Liuhai Hutong

Beijing’s Liuhai Hutong: Historical Stories of an Imperial Concubine’s Seclusion and a Manchu Noble Family’s Tragic Elegy

In Beijing’s Xicheng District lies Liuhai Hutong, a quiet lane stretching from Songshu Street in the east to Deshengmen Inner Street in the west, merely a few hundred meters in total length.

Step into this seemingly ordinary street, and it is hard to imagine that it harbors the secluded life of China’s last imperial concubine and the tragic, stirring past of a Manchu noble clan.

The Origin of the Name: From “Liu Han” to “Liu Hai”

In the Ming Dynasty, a minister named Liu Han lived here, giving the lane the name Liu Han Hutong. In the Qianlong Reign of the Qing Dynasty, more than 200 years ago, it was renamed Liuhai Hutong, a name that has endured to this day. During the Qing Dynasty, the lane also housed a cavalry stable under the Shenjiying Battalion—the emperor’s personal guard.

 Liuhai Hutong

The Secret Abode of the Last Imperial Concubine

The most distinctive courtyard in the hutong is Courtyard No.33. Once part of Prince Bei’s Mansion (a mansion of princely rank), it covers an area of over 1,400 square meters. In the autumn of 1931, a remarkable woman moved here in secrecy.

She was Wenxiu, concubine of Puyi, the last emperor of China. That year, she did something that shook the entire nation: she publicly divorced Puyi, becoming the first imperial concubine in Chinese history to end her marriage with an emperor. To escape public attention and constant harassment, she chose to live in seclusion in Liuhai Hutong. Later, the courtyard served as a private residence for a banker before being reclaimed by the government. Today, it remains a private home and is not open to the public.

The Tragic Past of a Manchu Noble Clan

On the north side of the street near the hutong’s eastern entrance, there once stood a grand mansion belonging to the Hesheri Clan, an eminent Manchu noble family. This clan produced a great figure named Xifu.

Living in the late Ming and early Qing dynasties, Xifu was an extraordinary man, proficient in Manchu, Chinese, and Mongolian. In his early years, he followed his clan to rally to Nurhachi, the founder of the Qing Dynasty. For his numerous successful embassy missions to various Mongolian tribes, he was conferred the title of Baksi, a Manchu term meaning “a learned person”. One of his most significant contributions was leading the translation of great Chinese historical works such as The History of Liao, The History of Jin, and The History of Yuan into Manchu. For his outstanding meritorious service, he was enfeoffed as a Third-Class Viscount.

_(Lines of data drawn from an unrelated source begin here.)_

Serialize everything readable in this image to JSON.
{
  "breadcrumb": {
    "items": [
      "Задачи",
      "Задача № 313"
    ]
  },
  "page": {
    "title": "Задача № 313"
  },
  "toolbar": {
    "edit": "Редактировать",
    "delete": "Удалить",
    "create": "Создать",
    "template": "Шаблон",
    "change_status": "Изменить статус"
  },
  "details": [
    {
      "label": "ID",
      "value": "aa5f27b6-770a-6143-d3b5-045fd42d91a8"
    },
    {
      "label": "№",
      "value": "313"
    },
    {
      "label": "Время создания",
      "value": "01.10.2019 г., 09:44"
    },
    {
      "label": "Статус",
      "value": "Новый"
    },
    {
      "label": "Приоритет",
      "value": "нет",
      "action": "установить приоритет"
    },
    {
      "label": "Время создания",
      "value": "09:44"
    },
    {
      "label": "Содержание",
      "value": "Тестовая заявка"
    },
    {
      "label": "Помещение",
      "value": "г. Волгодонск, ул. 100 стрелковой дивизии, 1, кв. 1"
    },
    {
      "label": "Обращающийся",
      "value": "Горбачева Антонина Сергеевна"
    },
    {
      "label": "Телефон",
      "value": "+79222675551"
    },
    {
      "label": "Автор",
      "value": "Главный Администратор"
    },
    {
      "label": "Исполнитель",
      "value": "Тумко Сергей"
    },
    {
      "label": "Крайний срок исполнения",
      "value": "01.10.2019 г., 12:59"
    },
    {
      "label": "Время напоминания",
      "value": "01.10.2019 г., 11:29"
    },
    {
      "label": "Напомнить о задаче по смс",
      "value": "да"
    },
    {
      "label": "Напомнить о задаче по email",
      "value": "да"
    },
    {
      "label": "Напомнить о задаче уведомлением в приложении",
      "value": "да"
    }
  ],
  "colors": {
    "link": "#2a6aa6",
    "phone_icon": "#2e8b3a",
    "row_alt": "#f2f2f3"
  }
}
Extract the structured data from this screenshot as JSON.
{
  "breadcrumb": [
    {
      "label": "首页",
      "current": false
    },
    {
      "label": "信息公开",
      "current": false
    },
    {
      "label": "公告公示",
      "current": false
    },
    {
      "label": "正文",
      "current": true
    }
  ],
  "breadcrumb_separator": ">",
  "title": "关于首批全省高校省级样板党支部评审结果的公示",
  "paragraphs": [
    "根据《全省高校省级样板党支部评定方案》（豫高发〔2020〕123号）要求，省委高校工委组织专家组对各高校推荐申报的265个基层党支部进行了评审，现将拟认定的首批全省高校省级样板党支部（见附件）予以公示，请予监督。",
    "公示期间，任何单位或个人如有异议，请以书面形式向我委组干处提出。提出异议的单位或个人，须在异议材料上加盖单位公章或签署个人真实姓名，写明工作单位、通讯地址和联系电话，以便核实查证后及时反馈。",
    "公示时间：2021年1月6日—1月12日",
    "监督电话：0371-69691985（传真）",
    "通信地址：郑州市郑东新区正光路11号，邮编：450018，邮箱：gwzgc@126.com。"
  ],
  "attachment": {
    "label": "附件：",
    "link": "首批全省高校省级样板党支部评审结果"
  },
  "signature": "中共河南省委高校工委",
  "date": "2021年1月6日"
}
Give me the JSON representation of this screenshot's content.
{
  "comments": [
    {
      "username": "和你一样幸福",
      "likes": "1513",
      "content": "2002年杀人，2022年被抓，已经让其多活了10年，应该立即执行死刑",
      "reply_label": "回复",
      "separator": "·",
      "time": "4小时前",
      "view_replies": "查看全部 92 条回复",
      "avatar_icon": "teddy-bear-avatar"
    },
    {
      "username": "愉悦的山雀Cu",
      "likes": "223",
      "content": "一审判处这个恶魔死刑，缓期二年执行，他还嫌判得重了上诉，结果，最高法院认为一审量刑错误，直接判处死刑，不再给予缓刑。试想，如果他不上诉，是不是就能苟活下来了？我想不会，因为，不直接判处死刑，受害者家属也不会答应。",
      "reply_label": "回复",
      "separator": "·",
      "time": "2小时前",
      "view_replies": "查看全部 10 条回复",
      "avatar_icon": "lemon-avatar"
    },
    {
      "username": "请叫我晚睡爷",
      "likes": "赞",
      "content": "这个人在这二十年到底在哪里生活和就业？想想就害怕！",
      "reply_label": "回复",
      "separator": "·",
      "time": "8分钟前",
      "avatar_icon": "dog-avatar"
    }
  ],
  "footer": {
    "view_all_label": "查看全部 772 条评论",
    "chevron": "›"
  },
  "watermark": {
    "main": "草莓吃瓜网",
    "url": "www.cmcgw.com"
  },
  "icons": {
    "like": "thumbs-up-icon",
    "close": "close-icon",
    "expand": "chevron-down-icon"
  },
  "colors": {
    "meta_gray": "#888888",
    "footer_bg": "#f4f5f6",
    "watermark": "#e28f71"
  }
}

Yet the fate of this clan took a horrific turn in 1900, when the Eight-Nation Alliance invaded Beijing. In the ensuing chaos, the members of Xifu’s clan left behind in the Liuhai Hutong mansion, determined to avoid humiliation at the hands of the invaders, set the mansion ablaze, and the entire family perished in the self-immolation.

After the fire, the magnificent mansion fell into complete decline. It was later converted into the Fifth Inner District Police Station, and after 1949, it became the office of the Xisi Branch Bureau of the police. Today, the site houses the China Forestry Publishing House.

 Liuhai Hutong Today: A Fusion of History and Modernity

Today’s Liuhai Hutong is generally neat, with many multi-layered courtyards standing throughout—an embodiment of the lane’s profound historical heritage. Opposite the China Forestry Publishing House stands a unique courtyard complex, featuring a grand gate tower enclosing several smaller courtyards, a layout rarely seen in other Beijing hutongs. Adjacent to it is a newly built community and sub-district civil service center, with a spacious courtyard that provides various services for the current residents.

Liuhai Hutong Today

A Small Hutong, Centuries of Rise and Fall

From an ordinary lane in the Ming Dynasty, to a military garrison and noble mansions in the Qing Dynasty, and then a refuge for the last imperial concubine in the Republican period, Liuhai Hutong is like a condensed history book. Walking through the hutong today, one may no longer see the people and events of bygone eras, but from these quiet courtyards and tall walls, one can still faintly perceive the stories hidden in the crevices of time—be it the courage of an imperial concubine who sought freedom through divorce, or the tragic choices a clan made amid the great upheavals of history.